Truthfully, though, I don't do covered calls all that much. Because they tie up a lot of buying power because you have to buy the underlying stock. They work best if you already are committed to holding long term, and if you write them in you IRA, which will prevent any tax implications should your short strike be reached and your stock called away.

When that happens, by the way, I just deploy the capital elsewhere, it's not tragic.


I'd love to hear some more ideas. I was going to email you but I didn't see an email listed? Would you drop me an email?


The whole point of the article is that retail investors investing in index funds almost always beat the professionals.

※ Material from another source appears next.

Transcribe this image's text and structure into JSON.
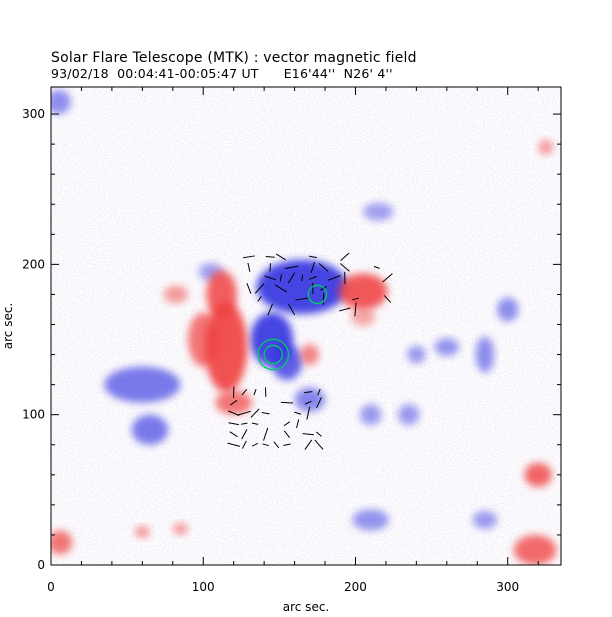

Options have several characteristics that make them substantially riskier. Even selling covered calls is much trickier and riskier than investing in an index fund and likely to have poorer results.


They're not mutually exclusive. For best results, you should invest in an index fund and sell covered calls on it every month. Also, there's no "risk" created from a covered call. That's the 'covered' part. There is the possibility that you could "miss out" on an up move, but the trade off is the certainty that you will collect premium every month.

This is something that can be tested, and has been studied, and I encourage you to do that instead of relying on your bias here. Clearly you have some knowledge of the subject so sharpening on the finer points could be informative for you.


Except there are S&P 500 Buy write indexes/ETFs, and they underperform over long periods of time.


Right, because having somebody else manage your money isn't as profitable as managing it yourself. You would agree with that I'm sure?